Captain Marvel: la rivincita delle bionde?Lacci e catene noi spezzerem!

E sarà proprio la determinazione a indicarle la strada. La consapevolezza è la chiave del messaggio di pace, amore e indipendenza con cui Captain Marvel innaffia le galassie: un grande potere non vale niente se non si riesce a dominarlo. Carol è vittima della nostra cultura: è una donna sottovalutata dall’ambiente che la circonda – nemmeno a dirlo, soprattutto dagli uomini (anzi, da un uomo in particolare che ha il volto di Jude Law, ma non per questo può passarla liscia). Ma lei non ci sta. È così che Brie Larson (oops, Carol Danvers) entra di diritto fra le grandi eroine degli anni Novanta, proprio al fianco di Buffy e delle altre cacciatrici, in quanto essere umano dotato di una forza sovrumana messa a servizio del Bene.

A questo proposito, anche la sceneggiatura risponde a un’esigenza diversa (e vincente) rispetto a Wonder Woman. Se la DC aveva invertito il paradigma, trasformando il principe azzurro nella donzella in difficoltà e l’eroe virile in un’eroina, la Marvel quel paradigma lo scardina completamente. Il film inizia infatti in medias res, quando la sua protagonista ha già ricevuto i poteri: perché Captain Marvel non è una fiaba sulla scoperta di essere speciali, ma al contrario una riflessione sulla presa di coscienza di se stessi e del proprio potenziale. Essere consapevoli dei propri limiti e delle proprie forze è l’arma più potente di tutte.

Lacci e catene noi spezzereme tutte unite combatterem!
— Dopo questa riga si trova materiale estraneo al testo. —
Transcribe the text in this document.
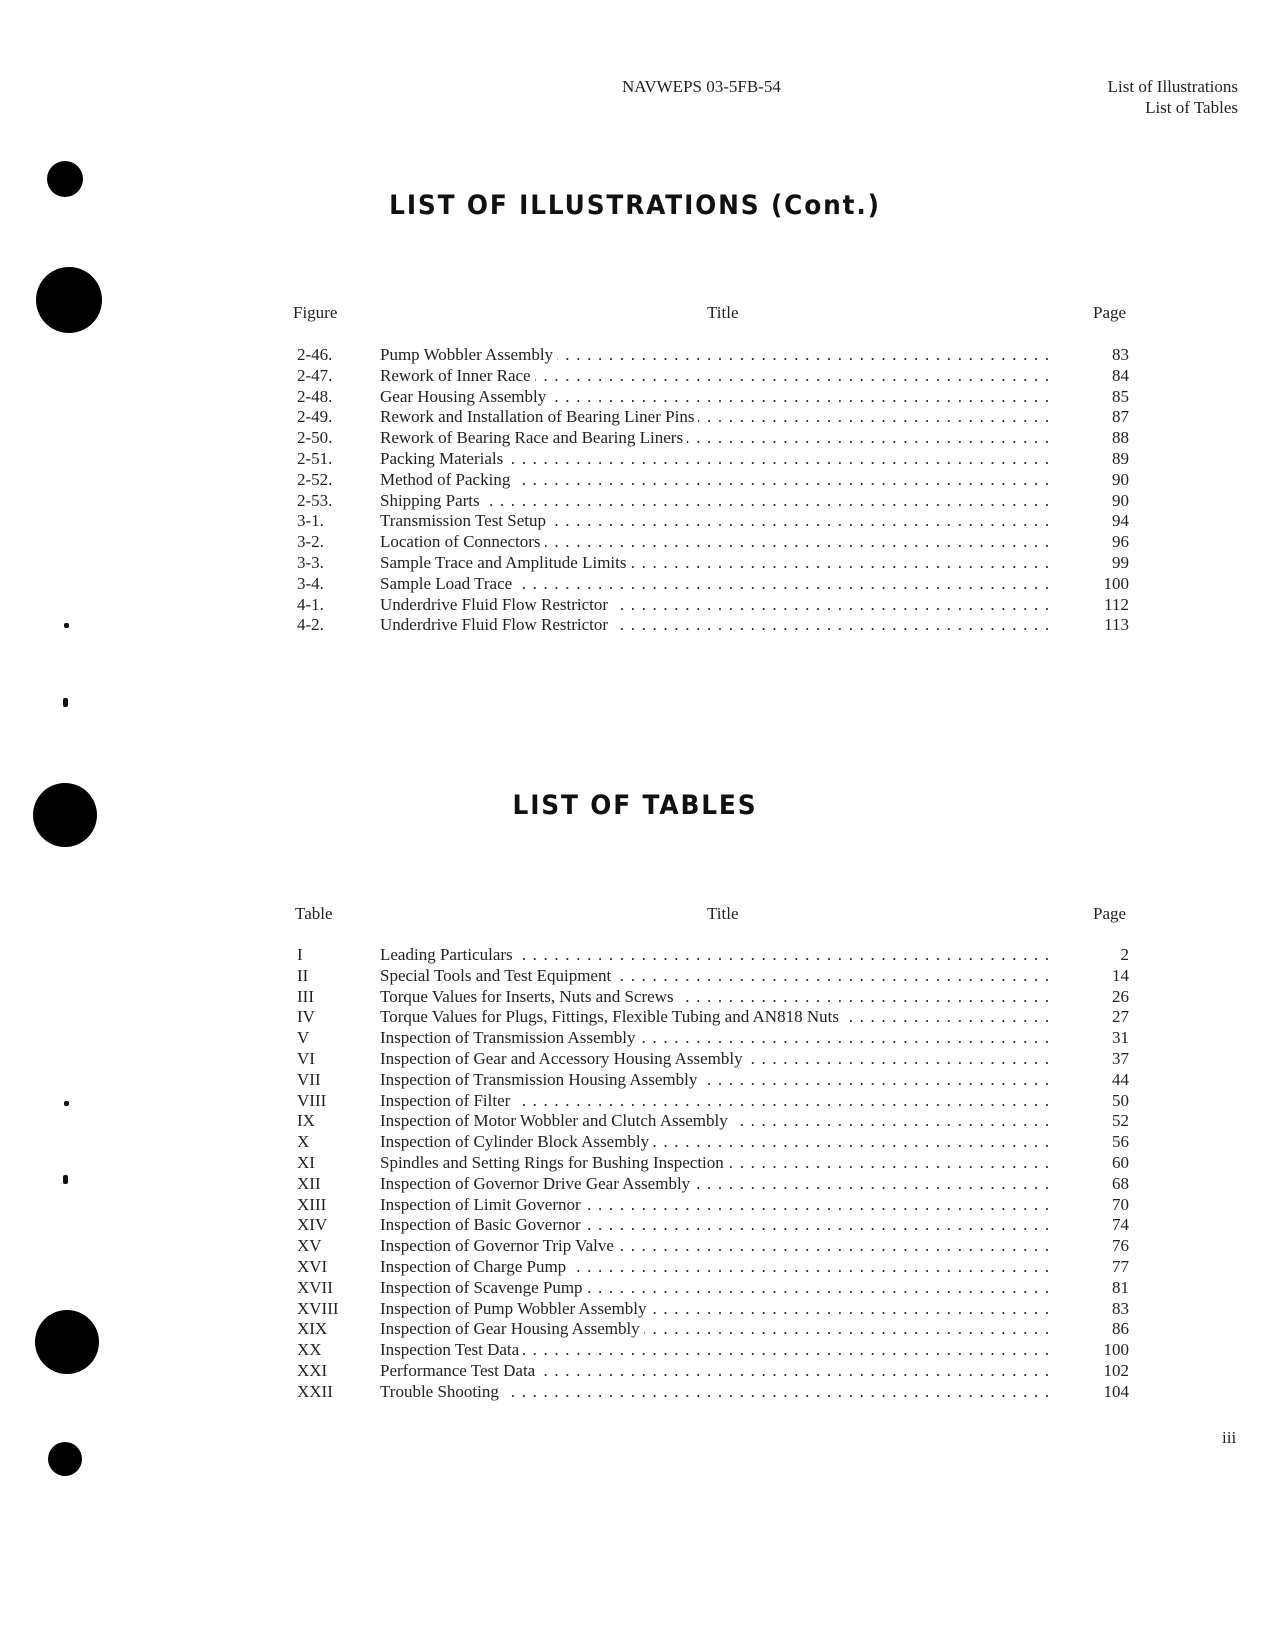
NAVWEPS 03-5FB-54	List of Illustrations
List of Tables
LIST OF ILLUSTRATIONS (Cont.)
Figure	Title	Page
2-46.	Pump Wobbler Assembly . . .	83
2-47.	Rework of Inner Race . . .	84
2-48.	Gear Housing Assembly . . .	85
2-49.	Rework and Installation of Bearing Liner Pins . . .	87
2-50.	Rework of Bearing Race and Bearing Liners . . .	88
2-51.	Packing Materials . . .	89
2-52.	Method of Packing . . .	90
2-53.	Shipping Parts . . .	90
3-1.	Transmission Test Setup . . .	94
3-2.	Location of Connectors . . .	96
3-3.	Sample Trace and Amplitude Limits . . .	99
3-4.	Sample Load Trace . . .	100
4-1.	Underdrive Fluid Flow Restrictor . . .	112
4-2.	Underdrive Fluid Flow Restrictor . . .	113
LIST OF TABLES
Table	Title	Page
I	Leading Particulars . . .	2
II	Special Tools and Test Equipment . . .	14
III	Torque Values for Inserts, Nuts and Screws . . .	26
IV	Torque Values for Plugs, Fittings, Flexible Tubing and AN818 Nuts . . .	27
V	Inspection of Transmission Assembly . . .	31
VI	Inspection of Gear and Accessory Housing Assembly . . .	37
VII	Inspection of Transmission Housing Assembly . . .	44
VIII	Inspection of Filter . . .	50
IX	Inspection of Motor Wobbler and Clutch Assembly . . .	52
X	Inspection of Cylinder Block Assembly . . .	56
XI	Spindles and Setting Rings for Bushing Inspection . . .	60
XII	Inspection of Governor Drive Gear Assembly . . .	68
XIII	Inspection of Limit Governor . . .	70
XIV	Inspection of Basic Governor . . .	74
XV	Inspection of Governor Trip Valve . . .	76
XVI	Inspection of Charge Pump . . .	77
XVII	Inspection of Scavenge Pump . . .	81
XVIII Inspection of Pump Wobbler Assembly . . .	83
XIX	Inspection of Gear Housing Assembly . . .	86
XX	Inspection Test Data . . .	100
XXI	Performance Test Data . . .	102
XXII	Trouble Shooting . . .	104
iii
Cantava la signora Banks, inarrestabile suffragetta, all’inizio di Mary Poppins. Captain Marvel ha un altro slogan: “Higher! Further! Faster!”, ovvero: “Più in alto! Più lontano! Più veloce!” – ed è proprio quando capisce come potrà andare più in alto, più lontano e più veloce che accade la magia: Carol Danvers si rialza. Perché al di là del suo innegabile valore politico (e tanto altro blablabla culturale), Carol Danvers non è semplicemente la risposta della Marvel alla forza di tutte le donne, è il riflesso di un mondo che non si piega, forse di una generazione (quella cresciuta con il Game Boy?) che deve ancora imparare a controllare il suo potere. “Conosci te stesso”, diceva qualcuno in tempi antichi… La conoscenza è potere. And we’ve got the power.